Daytime sleep propensity increased, and slow-wave sleep rebounded
during a night of recovery sleep. According to the authors, this
suggests that the lack of increased daytime sleepiness in the
presence of an age-related deterioration in sleep quality cannot
be attributed to unresponsiveness to variations in homeostatic
sleep pressure. Instead, healthy aging appears to be associated
with reductions in the sleep duration and depth required to maintain
"Our findings reaffirm the theory that it is not normal
for older people to be sleepy during the daytime," said principal
investigator Derk-Jan Dijk, PhD, professor of sleep and physiology
at the University of Surrey in the U.K. "Whether you are
young or old, if you are sleepy during the day you either don't
get enough sleep or you may suffer from a sleep disorder."
The study was conducted at the Clinical Research Centre of the
University of Surrey and involved 110 healthy adults without sleep
disorders or sleep complaints; 44 were young (20 to 30 years),
35 were middle-aged (40 to 55 years) and 31 were older adults
(66 to 83 years). After an eight-hour baseline sleep test, subjects
were randomized to two nights with or without selective slow-wave
sleep disruption by acoustic stimuli, followed by one recovery
night. Nighttime sleep was evaluated by polysomnography, while
sleep propensity was assessed using the Multiple Sleep Latency
Test (MSLT) and the Karolinska Sleepiness Scale.
During the baseline night, mean objective total sleep time decreased
from 433.5 minutes for young adults to 409.9 minutes for middle-aged
adults and 390.4 minutes for older adults. Average minutes of
slow-wave sleep decreased from 118.4 minutes for young adults
to 85.3 minutes for middle-aged adults and 84.2 minutes for older
adults. Mean number of minutes spent awake after initial sleep
onset increased from 21 for young adults to 49.9 for middle-aged
adults and 70.7 for older adults.
Objective daytime sleepiness measured by the MSLT decreased with
age.
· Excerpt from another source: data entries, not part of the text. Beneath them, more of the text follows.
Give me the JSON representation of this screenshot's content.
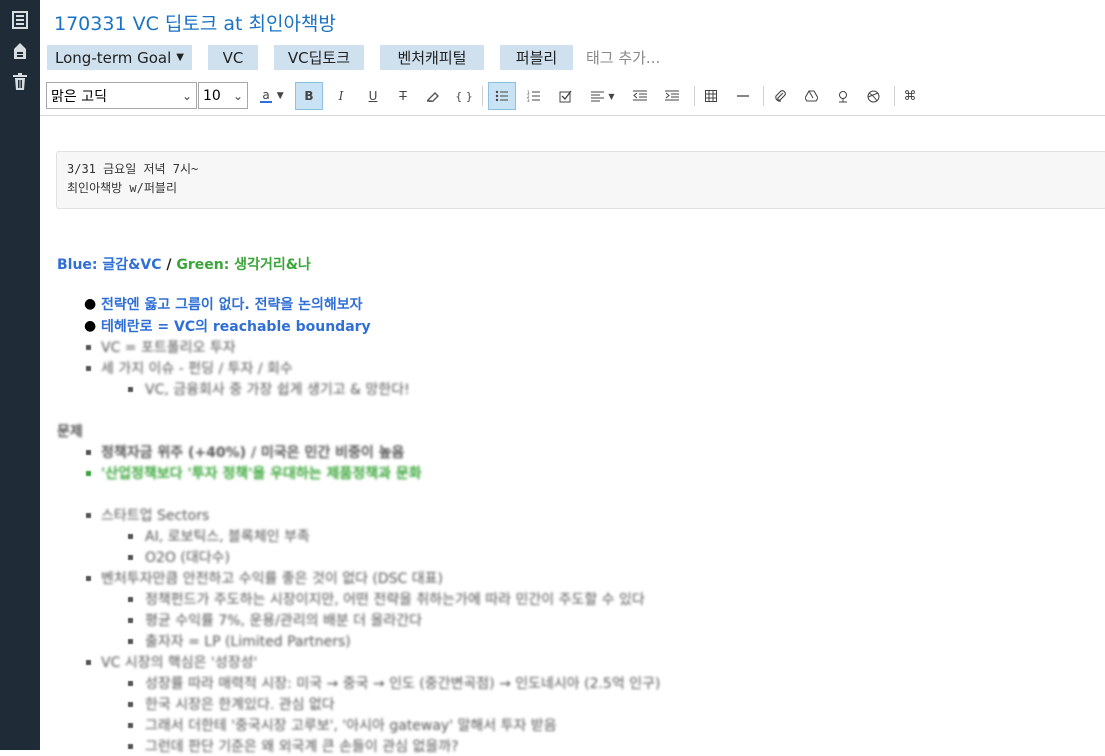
{
  "note": {
    "title": "170331 VC 딥토크 at 최인아책방"
  },
  "tags": {
    "notebook": "Long-term Goal",
    "items": [
      "VC",
      "VC딥토크",
      "벤처캐피털",
      "퍼블리"
    ],
    "add_placeholder": "태그 추가..."
  },
  "toolbar": {
    "font_family": "맑은 고딕",
    "font_size": "10",
    "text_color_label": "a"
  },
  "body": {
    "code_line1": "3/31 금요일 저녁 7시~",
    "code_line2": "최인아책방 w/퍼블리",
    "legend_blue": "Blue: 글감&VC",
    "legend_sep": " / ",
    "legend_green": "Green: 생각거리&나",
    "bullets": [
      "전략엔 옳고 그름이 없다. 전략을 논의해보자",
      "테헤란로 = VC의 reachable boundary",
      "VC = 포트폴리오 투자",
      "세 가지 이슈 - 펀딩 / 투자 / 회수",
      "VC, 금융회사 중 가장 쉽게 생기고 & 망한다!",
      "문제",
      "정책자금 위주 (+40%) / 미국은 민간 비중이 높음",
      "'산업정책보다 '투자 정책'을 우대하는 제품정책과 문화",
      "스타트업 Sectors",
      "AI, 로보틱스, 블록체인 부족",
      "O2O (대다수)",
      "벤처투자만큼 안전하고 수익률 좋은 것이 없다 (DSC 대표)",
      "정책펀드가 주도하는 시장이지만, 어떤 전략을 취하는가에 따라 민간이 주도할 수 있다",
      "평균 수익률 7%, 운용/관리의 배분 더 올라간다",
      "출자자 = LP (Limited Partners)",
      "VC 시장의 핵심은 '성장성'",
      "성장률 따라 매력적 시장: 미국 → 중국 → 인도 (중간변곡점) → 인도네시아 (2.5억 인구)",
      "한국 시장은 한계있다. 관심 없다",
      "그래서 더한테 '중국시장 고루보', '아시아 gateway' 말해서 투자 받음",
      "그런데 판단 기준은 왜 외국계 큰 손들이 관심 없을까?"
    ]
  }
}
When asked to lie in a comfortable position on the bed and
try to fall asleep, young adults fell asleep in an average of
8.7 minutes, compared with 11.7 minutes for middle-aged adults
and 14.2 minutes for older adults.
The authors noted that the cause of the age-related reductions
in slow-wave sleep and sleep need still must be established. Related
factors could include alterations in reproductive hormones or
changes in the brain. They added that the study did not address
sleep propensity during the evening hours, when it is possible
that older adults may be sleepier than young adults.
According to the authors, the study also has implications for
the treatment of insomnia in older adults, who may be unaware
of their reduced sleep need. Therefore, sleep restriction, which
leads to increased homeostatic sleep pressure, may be a successful
behavioral therapy for insomnia in healthy older adults.